Promoting environment-friendly practices in health care

Quezon City, Philippines -- The health care sector itself is considered to be among the significant sources of pollution around the world, and an unintentional contributor to the merging public health crises. According to World Health Organization (WHO), without proper waste management, health-care waste can generate hazardous material that may be infectious, toxic or radioactive; can produce potentially harmful microorganisms, which can infect hospital patients, health workers and the general public; and can have an impact to the environment.

Global Green and Healthy Hospitals Coordinator Faye Ferrer talked about eco-friendly practices in health care. (Photo by Tzu Chi Foundation)

The health care waste includes infectious and sharp discards (syringes, needles, lancets, broken glass and any other materials that can pierce the skin), chemical and radioactive wastes, and hospital wastewaters.

Most hospitals tend to incinerate the wastes that releases a number of hazardous gases and compounds, including hydrochloric acid, dioxins and furans, as well as the toxic metals lead, cadmium, and mercury. While disposal of biodegradable waste produces greenhouse gas emissions, including methane, which is 21 times more potent than carbon dioxide.

Health Care Without Harm (HCWH), an advocacy group that seeks to transform the healthcare system worldwide to be ecologically sustainable, discussed about this on the second day of the Tzu Chi International Medical Association (TIMA) Conference in the Philippines. HCWH-Asia Coordinator Faye Ferrer had the discussion on March 5.

“It is very vital and urgent to have environment-friendly hospitals because the health sectors are responsible for curing people’s sickness; but by not doing environment-friendly practices, the health sector unintentionally contributes to getting people acquire diseases,” mentions Ferrer.

This is the second time that HCWH-Asia partnered with Tzu Chi Foundation Philippines to promote their advocacy. Now, it is in a larger audience composed of TIMA members from Malaysia, Singapore, Taiwan, Indonesia, Australia, USA, and the Philippines. Local practitioners in the field of medicine from the host country were also present.

“We are thankful for this opportunity to be with Tzu Chi again. I think being with TIMA this time is way more advantageous because this meeting connects us with not only Filipinos but from other countries as well. We also had the opportunity to be with other organizations and health practitioners who are the target of our advocacy,” says Ferrer.
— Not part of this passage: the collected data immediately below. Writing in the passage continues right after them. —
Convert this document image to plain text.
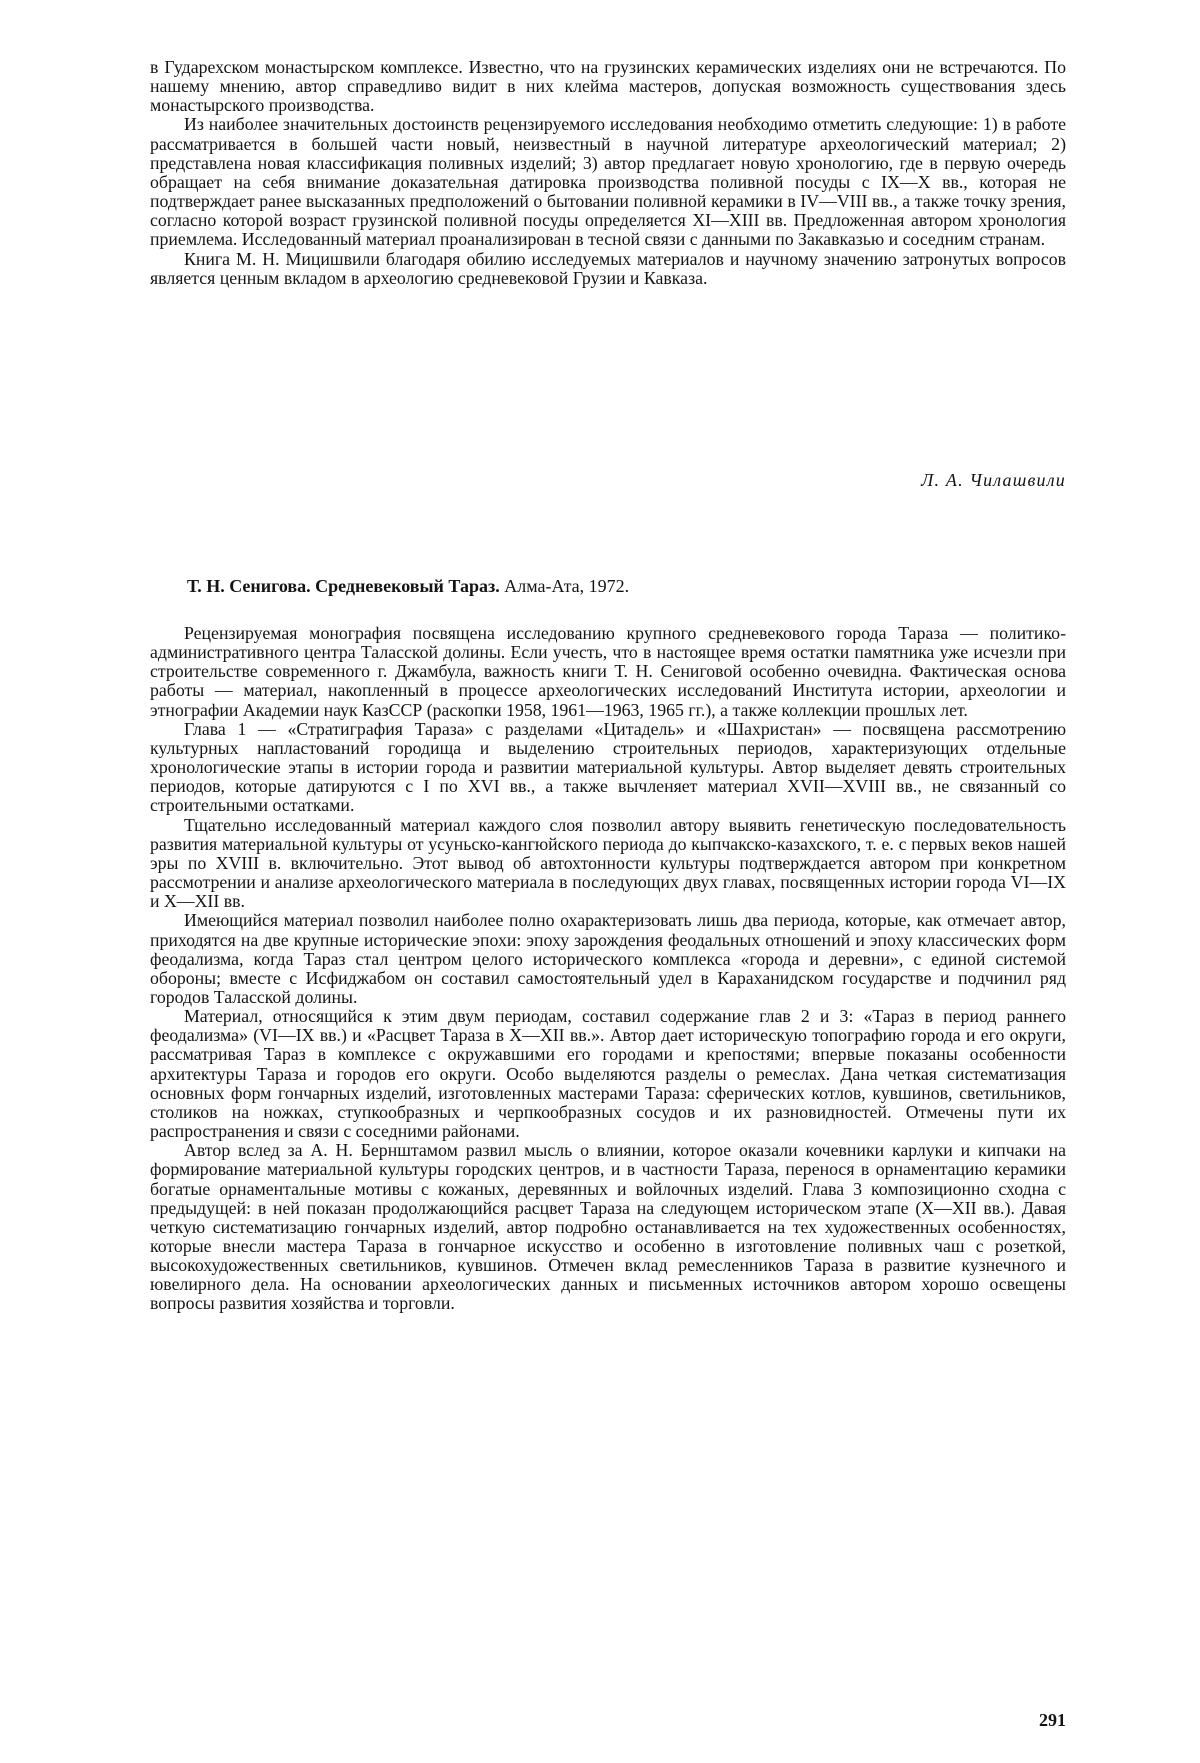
в Гударехском монастырском комплексе. Известно, что на грузинских керамических изделиях они не встречаются. По нашему мнению, автор справедливо видит в них клейма мастеров, допуская возможность существования здесь монастырского производства.

Из наиболее значительных достоинств рецензируемого исследования необходимо отметить следующие: 1) в работе рассматривается в большей части новый, неизвестный в научной литературе археологический материал; 2) представлена новая классификация поливных изделий; 3) автор предлагает новую хронологию, где в первую очередь обращает на себя внимание доказательная датировка производства поливной посуды с IX—X вв., которая не подтверждает ранее высказанных предположений о бытовании поливной керамики в IV—VIII вв., а также точку зрения, согласно которой возраст грузинской поливной посуды определяется XI—XIII вв. Предложенная автором хронология приемлема. Исследованный материал проанализирован в тесной связи с данными по Закавказью и соседним странам.

Книга М. Н. Мицишвили благодаря обилию исследуемых материалов и научному значению затронутых вопросов является ценным вкладом в археологию средневековой Грузии и Кавказа.

Л. А. Чилашвили
Т. Н. Сенигова. Средневековый Тараз. Алма-Ата, 1972.

Рецензируемая монография посвящена исследованию крупного средневекового города Тараза — политико-административного центра Таласской долины. Если учесть, что в настоящее время остатки памятника уже исчезли при строительстве современного г. Джамбула, важность книги Т. Н. Сениговой особенно очевидна. Фактическая основа работы — материал, накопленный в процессе археологических исследований Института истории, археологии и этнографии Академии наук КазССР (раскопки 1958, 1961—1963, 1965 гг.), а также коллекции прошлых лет.

Глава 1 — «Стратиграфия Тараза» с разделами «Цитадель» и «Шахристан» — посвящена рассмотрению культурных напластований городища и выделению строительных периодов, характеризующих отдельные хронологические этапы в истории города и развитии материальной культуры. Автор выделяет девять строительных периодов, которые датируются с I по XVI вв., а также вычленяет материал XVII—XVIII вв., не связанный со строительными остатками.

Тщательно исследованный материал каждого слоя позволил автору выявить генетическую последовательность развития материальной культуры от усуньско-кангюйского периода до кыпчакско-казахского, т. е. с первых веков нашей эры по XVIII в. включительно. Этот вывод об автохтонности культуры подтверждается автором при конкретном рассмотрении и анализе археологического материала в последующих двух главах, посвященных истории города VI—IX и X—XII вв.

Имеющийся материал позволил наиболее полно охарактеризовать лишь два периода, которые, как отмечает автор, приходятся на две крупные исторические эпохи: эпоху зарождения феодальных отношений и эпоху классических форм феодализма, когда Тараз стал центром целого исторического комплекса «города и деревни», с единой системой обороны; вместе с Исфиджабом он составил самостоятельный удел в Караханидском государстве и подчинил ряд городов Таласской долины.

Материал, относящийся к этим двум периодам, составил содержание глав 2 и 3: «Тараз в период раннего феодализма» (VI—IX вв.) и «Расцвет Тараза в X—XII вв.». Автор дает историческую топографию города и его округи, рассматривая Тараз в комплексе с окружавшими его городами и крепостями; впервые показаны особенности архитектуры Тараза и городов его округи. Особо выделяются разделы о ремеслах. Дана четкая систематизация основных форм гончарных изделий, изготовленных мастерами Тараза: сферических котлов, кувшинов, светильников, столиков на ножках, ступкообразных и черпкообразных сосудов и их разновидностей. Отмечены пути их распространения и связи с соседними районами.

Автор вслед за А. Н. Бернштамом развил мысль о влиянии, которое оказали кочевники карлуки и кипчаки на формирование материальной культуры городских центров, и в частности Тараза, перенося в орнаментацию керамики богатые орнаментальные мотивы с кожаных, деревянных и войлочных изделий. Глава 3 композиционно сходна с предыдущей: в ней показан продолжающийся расцвет Тараза на следующем историческом этапе (X—XII вв.). Давая четкую систематизацию гончарных изделий, автор подробно останавливается на тех художественных особенностях, которые внесли мастера Тараза в гончарное искусство и особенно в изготовление поливных чаш с розеткой, высокохудожественных светильников, кувшинов. Отмечен вклад ремесленников Тараза в развитие кузнечного и ювелирного дела. На основании археологических данных и письменных источников автором хорошо освещены вопросы развития хозяйства и торговли.

291
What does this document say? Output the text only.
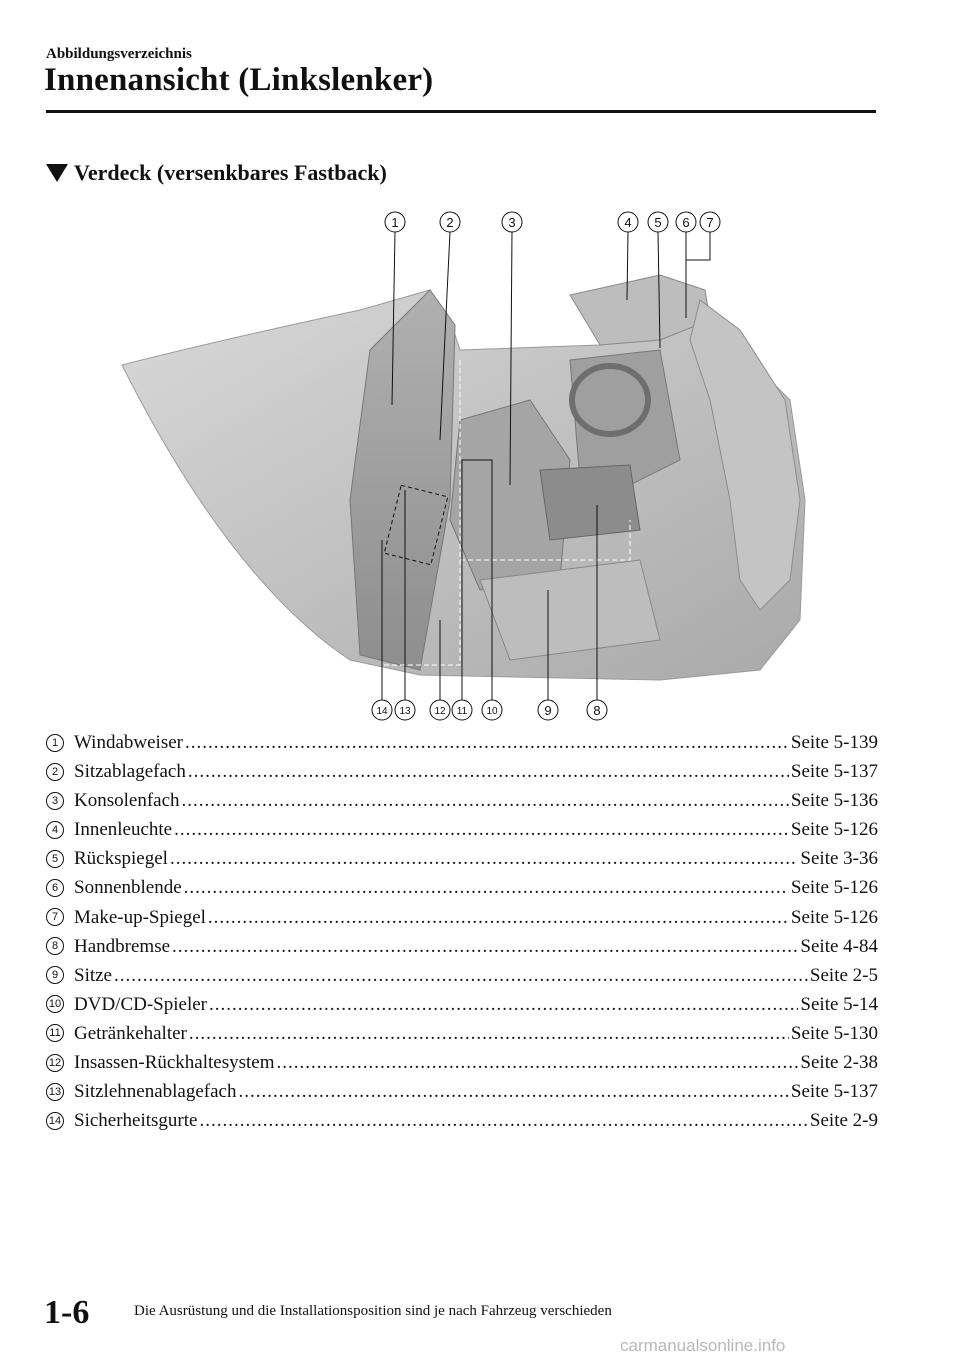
Abbildungsverzeichnis
Innenansicht (Linkslenker)
Verdeck (versenkbares Fastback)
1	2	3	4 5 6 7
14 13 12 11 10	9	8
1 Windabweiser .....	Seite 5-139
2 Sitzablagefach .....	Seite 5-137
3 Konsolenfach .....	Seite 5-136
4 Innenleuchte .....	Seite 5-126
5 Rückspiegel .....	Seite 3-36
6 Sonnenblende .....	Seite 5-126
7 Make-up-Spiegel .....	Seite 5-126
8 Handbremse .....	Seite 4-84
9 Sitze .....	Seite 2-5
10 DVD/CD-Spieler .....	Seite 5-14
11 Getränkehalter .....	Seite 5-130
12 Insassen-Rückhaltesystem .....	Seite 2-38
13 Sitzlehnenablagefach .....	Seite 5-137
14 Sicherheitsgurte .....	Seite 2-9
1-6	Die Ausrüstung und die Installationsposition sind je nach Fahrzeug verschieden
carmanualsonline.info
After discussing the hazardous medical practices that are detrimental to people’s health, Ferrer presented different kinds of alternatives that are environment-friendly such as non-incineration technologies to treat infectious waste, a strategic chemical stock keeping, as well as green buildings where hospitals can eliminate the use of hazardous chemical inside the hospitals, among others.

“It’s time for our health practitioners to deal where the source is coming from because alternatives are everywhere. The service they will be rendering here are not just for themselves or for their patients, but the environment as well. With that in mind, we can help the hospital administrators and the change makers to become green hospitals,” utters Ferrer.

Urgent concern

Aside from medical professionals, medical students were also present at the conference. Students from the University of the East Ramon Magsaysay Memorial Medical Center, Inc. (UERMMMC) considered the talk to be an eye-opener.

“The topic earlier is really informative because as physicians, we need to know different kinds of approaches and perspectives to adapt to different kinds of mentalities,” says fourth year medical student Jordan Alfafara. Who was surprised about the fact that the health care sectors also cause harm to public health.

“I was actually surprised; I did not realize that the medical field leaves such a carbon footprint, I agree to what the speaker said that we should treat the cause not just the people because we will bring them back to what cause them to be sick,” says Justin Gabor who came along with his classmates Alfafara and Dustin Battad.

For Battad, the tag line of HCWH which is “Do No Harm” promotes the sense of responsibility among medical workers. As students, and future practitioners, he says the talk has moved him to be more sensible in the practice.

“We were all wrapped up in books, focused about the future, we are more on exams that happened in a monthly basis and we tend to forget about the big picture of doing no harm. It did not occur to me that the waste that our practices produce can be detrimental to the grand scheme of health care. So it’s an eye opener for me and something to consider about in the future,” he says.